While Zuckerberg was traveling the country, posing with cows, apologizing for Facebook’s missteps, and pushing the idea that the platform existed to pull people together rather than pull them apart, Facebook executives were engaged in a furious strategy to protect it:
While Mr. Zuckerberg conducted a public apology tour in the last year, Ms. Sandberg has overseen an aggressive lobbying campaign to combat Facebook’s critics, shift public anger toward rival companies and ward off damaging regulation. Facebook employed a Republican opposition-research firm to discredit activist protesters, in part by linking them to the liberal financier George Soros. It also tapped its business relationships, persuading a Jewish civil rights group to cast some criticism of the company as anti-Semitic.
The Times piece reveals Facebook executives and lobbyists’ campaign of deflection. They pushed the intelligence community not to challenge the company’s response to Russian interference and worked media organizations to push negative stories about the privacy failings of their competitors, such as Google and Apple. Executives berated employees for investigating Russian interference, with Sandberg telling them it “exposed the company legally.” Other executives warned that the extent of Russian interference would be bad for the company politically, because it would reinforce narratives about the 2016 election, while potentially alienating users who had been deceived by fake news. Zuckerberg and Sandberg “ignored warning signs” of data misuse and “then sought to conceal them from view” once they were revealed, according to the Times.

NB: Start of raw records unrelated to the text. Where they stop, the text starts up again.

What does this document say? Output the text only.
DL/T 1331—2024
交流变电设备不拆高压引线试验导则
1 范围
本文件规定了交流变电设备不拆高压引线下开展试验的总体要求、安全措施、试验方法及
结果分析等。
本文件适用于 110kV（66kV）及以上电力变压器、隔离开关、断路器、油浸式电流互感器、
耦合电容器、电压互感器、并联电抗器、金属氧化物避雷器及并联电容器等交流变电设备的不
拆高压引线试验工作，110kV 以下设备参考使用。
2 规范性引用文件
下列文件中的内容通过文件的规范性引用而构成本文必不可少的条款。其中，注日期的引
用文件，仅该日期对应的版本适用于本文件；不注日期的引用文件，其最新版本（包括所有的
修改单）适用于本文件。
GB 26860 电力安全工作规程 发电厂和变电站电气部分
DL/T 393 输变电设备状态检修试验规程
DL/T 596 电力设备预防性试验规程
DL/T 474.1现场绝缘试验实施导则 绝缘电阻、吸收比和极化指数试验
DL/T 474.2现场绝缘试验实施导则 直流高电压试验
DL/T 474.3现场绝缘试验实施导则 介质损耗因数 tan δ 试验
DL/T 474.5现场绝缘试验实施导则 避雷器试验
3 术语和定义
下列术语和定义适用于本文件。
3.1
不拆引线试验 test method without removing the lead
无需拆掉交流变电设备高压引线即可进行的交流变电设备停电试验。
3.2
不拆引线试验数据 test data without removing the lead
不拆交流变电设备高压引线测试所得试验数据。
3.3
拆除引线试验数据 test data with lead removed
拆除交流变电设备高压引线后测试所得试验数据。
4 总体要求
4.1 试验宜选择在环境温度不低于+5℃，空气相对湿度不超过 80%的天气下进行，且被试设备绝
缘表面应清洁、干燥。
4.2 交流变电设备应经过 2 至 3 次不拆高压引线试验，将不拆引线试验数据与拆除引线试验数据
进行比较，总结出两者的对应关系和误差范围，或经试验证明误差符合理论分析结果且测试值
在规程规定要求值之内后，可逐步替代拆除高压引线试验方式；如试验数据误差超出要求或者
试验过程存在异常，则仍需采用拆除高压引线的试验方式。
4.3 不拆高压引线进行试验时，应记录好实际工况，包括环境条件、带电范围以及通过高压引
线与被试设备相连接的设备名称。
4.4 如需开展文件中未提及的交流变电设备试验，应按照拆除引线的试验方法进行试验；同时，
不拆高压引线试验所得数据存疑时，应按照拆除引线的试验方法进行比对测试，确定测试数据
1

Those who pushed the company to take action were warned that it would only result in political backlash from the right, with former Bush administration deputy chief of staff Joel Kaplan, Facebook’s vice president of global public policy, telling employees that “if Facebook implicated Russia further... Republicans would accuse the company of siding with Democrats.” Any action, moreover, could alienate conservative users of the site. According to the Times, Kaplan said that “if Facebook pulled down the Russians’ fake pages, regular Facebook users might also react with outrage at having been deceived: His own mother-in-law, Mr. Kaplan said, had followed a Facebook page created by Russian trolls.”
Kaplan has a point, to an extent. Republicans made a fuss after Facebook (and Twitter) made minor changes aimed at curbing misinformation. Republicans, including Trump, have suggested that conservatives are being “shadow-banned” from social media platforms, while others have suggested tech companies are working to suppress conservative viewpoints. There is no evidence that they are, but the narrative has taken hold. That doesn’t excuse Facebook’s actions. But it was out of fear of conservative backlash that Facebook avoided taking meaningful action to make its platform more secure and less toxic.
The Times investigation is a damning portrait of a company in crisis and puts Zuckerberg’s testimony before Congress in a harsher light. He repeatedly highlighted the work that the company was doing to combat data breaches, the spread of fake news, and electoral influence. In reality, he was paying a firm to push the exact kind of conspiracy theory that Facebook has been criticized of propagating. The depth of Zuckerberg’s insincerity is all too clear: He’s only interested in doing the bare minimum, and his company has proven incapable of self-regulation. Congress was slow to realize as much back in April, but it no longer has any excuse for not bringing the full weight of the law against one of America’s most arrogant, unaccountable monopolies.